Saturday, February 4, 2012

Avian Instinct - Plymouth State Unviversity Gallery

AVIAN INSTINCT
at Plymouth State University's Karl Drerup Art Gallery Until March 3rd.
Gallery Talk 5pm Feb 22.
VIP brunch 11am Feb 25.
(RSVP required)

If you enjoyed AVIAN LANGUAGE at Boston Sculptors Gallery, you saw small indoor work with a “take home” sensibility.
For AVIAN INSTINCT the work is very much more process oriented. The space is HUGE:

I arrived with a few design sketches that I had set up in my barn* and driveway, but most of the installation is being choreographed on site.


I am using four continuously running video projections onto surfaces that are attached within my wood constructed shapes. There will be three different stereo sound-scapes playing about the spacious gallery. This massive media onslaught is more gentle and subversive that I can share here. PLEASE experience this show if you can. It is unlike anything I have done, yet very much speaks of all that has come previously.

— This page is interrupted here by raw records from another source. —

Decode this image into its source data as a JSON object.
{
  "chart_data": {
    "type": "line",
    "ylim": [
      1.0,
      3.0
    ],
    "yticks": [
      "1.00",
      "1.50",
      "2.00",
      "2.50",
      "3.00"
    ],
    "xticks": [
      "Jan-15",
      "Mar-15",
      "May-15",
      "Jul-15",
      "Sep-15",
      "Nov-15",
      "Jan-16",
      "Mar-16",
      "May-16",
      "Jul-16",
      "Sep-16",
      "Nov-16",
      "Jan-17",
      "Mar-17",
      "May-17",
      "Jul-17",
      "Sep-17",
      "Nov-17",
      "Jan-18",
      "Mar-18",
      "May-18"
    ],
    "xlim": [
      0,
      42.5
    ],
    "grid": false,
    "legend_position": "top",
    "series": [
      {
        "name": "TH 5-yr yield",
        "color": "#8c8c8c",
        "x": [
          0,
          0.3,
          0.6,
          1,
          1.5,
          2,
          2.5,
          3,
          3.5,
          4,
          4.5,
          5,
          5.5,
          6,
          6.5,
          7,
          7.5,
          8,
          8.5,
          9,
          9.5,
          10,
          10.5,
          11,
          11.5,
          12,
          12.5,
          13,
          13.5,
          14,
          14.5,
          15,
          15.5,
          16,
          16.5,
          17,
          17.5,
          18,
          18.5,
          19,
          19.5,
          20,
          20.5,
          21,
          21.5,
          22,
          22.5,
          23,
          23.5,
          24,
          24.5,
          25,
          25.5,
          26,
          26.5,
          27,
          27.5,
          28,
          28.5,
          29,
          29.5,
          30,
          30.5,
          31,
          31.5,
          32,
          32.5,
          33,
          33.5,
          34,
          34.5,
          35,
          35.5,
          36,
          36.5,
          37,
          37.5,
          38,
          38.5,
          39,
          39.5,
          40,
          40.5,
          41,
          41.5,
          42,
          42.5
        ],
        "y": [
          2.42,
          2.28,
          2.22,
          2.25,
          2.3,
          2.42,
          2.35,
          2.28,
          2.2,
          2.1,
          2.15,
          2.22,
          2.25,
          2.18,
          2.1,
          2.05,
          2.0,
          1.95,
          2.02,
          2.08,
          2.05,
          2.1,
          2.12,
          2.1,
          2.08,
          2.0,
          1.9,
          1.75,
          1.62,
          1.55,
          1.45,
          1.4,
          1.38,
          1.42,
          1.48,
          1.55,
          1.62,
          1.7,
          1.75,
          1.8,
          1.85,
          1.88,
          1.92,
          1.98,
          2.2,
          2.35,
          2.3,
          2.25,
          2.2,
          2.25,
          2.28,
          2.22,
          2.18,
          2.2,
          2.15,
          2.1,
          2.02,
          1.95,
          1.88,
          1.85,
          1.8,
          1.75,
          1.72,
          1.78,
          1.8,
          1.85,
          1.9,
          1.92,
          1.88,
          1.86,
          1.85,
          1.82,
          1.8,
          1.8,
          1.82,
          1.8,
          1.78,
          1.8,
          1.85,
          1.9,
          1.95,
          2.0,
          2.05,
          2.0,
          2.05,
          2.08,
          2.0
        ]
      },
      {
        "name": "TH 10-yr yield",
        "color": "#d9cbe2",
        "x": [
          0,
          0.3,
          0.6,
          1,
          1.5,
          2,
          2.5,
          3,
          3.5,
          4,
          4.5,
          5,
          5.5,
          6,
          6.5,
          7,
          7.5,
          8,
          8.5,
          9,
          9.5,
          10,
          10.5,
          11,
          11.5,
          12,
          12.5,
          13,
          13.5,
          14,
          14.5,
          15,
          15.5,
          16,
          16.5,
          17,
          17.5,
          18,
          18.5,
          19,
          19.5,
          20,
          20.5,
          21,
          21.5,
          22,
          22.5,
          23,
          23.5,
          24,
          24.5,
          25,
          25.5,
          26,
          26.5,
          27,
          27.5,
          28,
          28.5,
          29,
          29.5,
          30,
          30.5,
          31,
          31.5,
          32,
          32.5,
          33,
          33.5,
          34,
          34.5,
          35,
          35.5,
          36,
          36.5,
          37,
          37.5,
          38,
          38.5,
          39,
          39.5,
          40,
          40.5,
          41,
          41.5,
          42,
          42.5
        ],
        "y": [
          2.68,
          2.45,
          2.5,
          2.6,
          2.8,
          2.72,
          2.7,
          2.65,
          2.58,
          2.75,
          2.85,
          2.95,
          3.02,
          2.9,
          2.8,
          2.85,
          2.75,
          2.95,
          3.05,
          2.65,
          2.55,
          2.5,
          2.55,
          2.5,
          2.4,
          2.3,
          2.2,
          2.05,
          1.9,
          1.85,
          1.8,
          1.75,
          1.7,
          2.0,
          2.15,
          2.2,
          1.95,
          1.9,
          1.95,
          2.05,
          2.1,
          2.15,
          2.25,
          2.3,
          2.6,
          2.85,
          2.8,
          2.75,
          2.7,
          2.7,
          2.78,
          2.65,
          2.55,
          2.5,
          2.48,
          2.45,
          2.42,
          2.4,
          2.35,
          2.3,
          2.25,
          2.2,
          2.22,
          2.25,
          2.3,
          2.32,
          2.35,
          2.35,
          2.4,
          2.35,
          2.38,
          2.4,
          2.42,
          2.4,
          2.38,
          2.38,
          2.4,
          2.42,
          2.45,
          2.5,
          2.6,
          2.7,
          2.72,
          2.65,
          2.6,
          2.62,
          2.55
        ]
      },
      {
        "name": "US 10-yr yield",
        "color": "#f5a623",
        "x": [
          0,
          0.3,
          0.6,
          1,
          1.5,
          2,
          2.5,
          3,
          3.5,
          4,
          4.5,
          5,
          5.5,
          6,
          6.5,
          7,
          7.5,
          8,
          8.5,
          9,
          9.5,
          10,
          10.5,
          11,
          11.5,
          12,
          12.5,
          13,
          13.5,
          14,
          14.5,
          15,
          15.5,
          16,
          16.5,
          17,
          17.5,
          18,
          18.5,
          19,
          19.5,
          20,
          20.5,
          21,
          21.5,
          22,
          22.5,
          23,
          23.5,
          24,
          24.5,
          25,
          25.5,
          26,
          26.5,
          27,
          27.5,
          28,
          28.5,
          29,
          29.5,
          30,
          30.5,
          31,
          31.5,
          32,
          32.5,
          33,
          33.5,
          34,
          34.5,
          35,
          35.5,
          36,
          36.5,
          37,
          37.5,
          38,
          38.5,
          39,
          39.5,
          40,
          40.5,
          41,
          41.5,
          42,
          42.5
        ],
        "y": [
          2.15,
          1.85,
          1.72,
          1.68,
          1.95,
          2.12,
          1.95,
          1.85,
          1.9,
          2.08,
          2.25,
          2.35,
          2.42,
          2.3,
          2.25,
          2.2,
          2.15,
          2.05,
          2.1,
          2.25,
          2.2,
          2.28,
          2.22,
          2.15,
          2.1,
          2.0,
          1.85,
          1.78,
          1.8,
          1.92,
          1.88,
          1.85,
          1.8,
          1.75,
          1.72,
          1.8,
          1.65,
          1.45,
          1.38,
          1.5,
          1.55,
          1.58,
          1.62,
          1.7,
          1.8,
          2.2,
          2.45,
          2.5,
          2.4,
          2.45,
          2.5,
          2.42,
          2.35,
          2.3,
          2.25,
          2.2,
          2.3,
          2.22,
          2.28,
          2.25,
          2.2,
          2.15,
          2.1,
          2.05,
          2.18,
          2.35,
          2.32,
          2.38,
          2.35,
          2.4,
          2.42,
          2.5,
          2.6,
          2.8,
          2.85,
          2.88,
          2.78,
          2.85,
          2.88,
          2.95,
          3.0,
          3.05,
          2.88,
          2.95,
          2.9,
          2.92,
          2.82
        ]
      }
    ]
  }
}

Photo Credit and HUGE KUDOS to John Hession

Professor Terry Downs, director of the Drerup Art Gallery, says that art in three dimensions can have an advantage over other art forms in achieving a purity of vision. “It is real, it is tangible, it is actual material, it is an actual object. Three dimensional art is not a depiction of something else—it is itself,” he says. “With Avian Instinct,” we experience that embodiment, where the forces of nature, life and death merge with material and structure in splendid harmony.



AVIAN INSTINCT
Andy Moerlein

ARTIST STATEMENT

In making art I follow an alchemist’s path. These protoscientists believe in a natural and symbolic unity of humanity with the cosmos. Through a combination of common elements they sought impossible results. Similarly I make sculptures of ordinary objects and events seeking extraordinary results.

I see the shapes of trees, the edges of natural and logical phenomena, the flight patterns of birds, their songs and colors, all as structures that encode a deeper communication between all things. I am a lonely man with many friends. I am an ample conversationalist with a deep silence I cannot find words for. My work is an effort to show physically what I experience. I suggest that might be a shared sensibility.

I build structures that seem familiar. I use authentic tree parts that I find eccentric, lovely, sentimental, exceptional. I use ceramic birds in abundance. They often serve as icons for myself, my family, my friends.

When speaking of inspiration I think of intuition and structure. My work lately has embodied birds because they seem so innately expressive. We mammal-human-types possess a conceit about our creative uniqueness. Considering that by evolutionary science we are no more nearly related to a bird than a stone cold lizard, I find the emotional/musical affection we project upon avian kind curious. The parallels between avian-human -- warm bodies, social complexities, and passion to communicate -- fascinate me. Birds see a kinship between our worlds and speak deeply to me personally.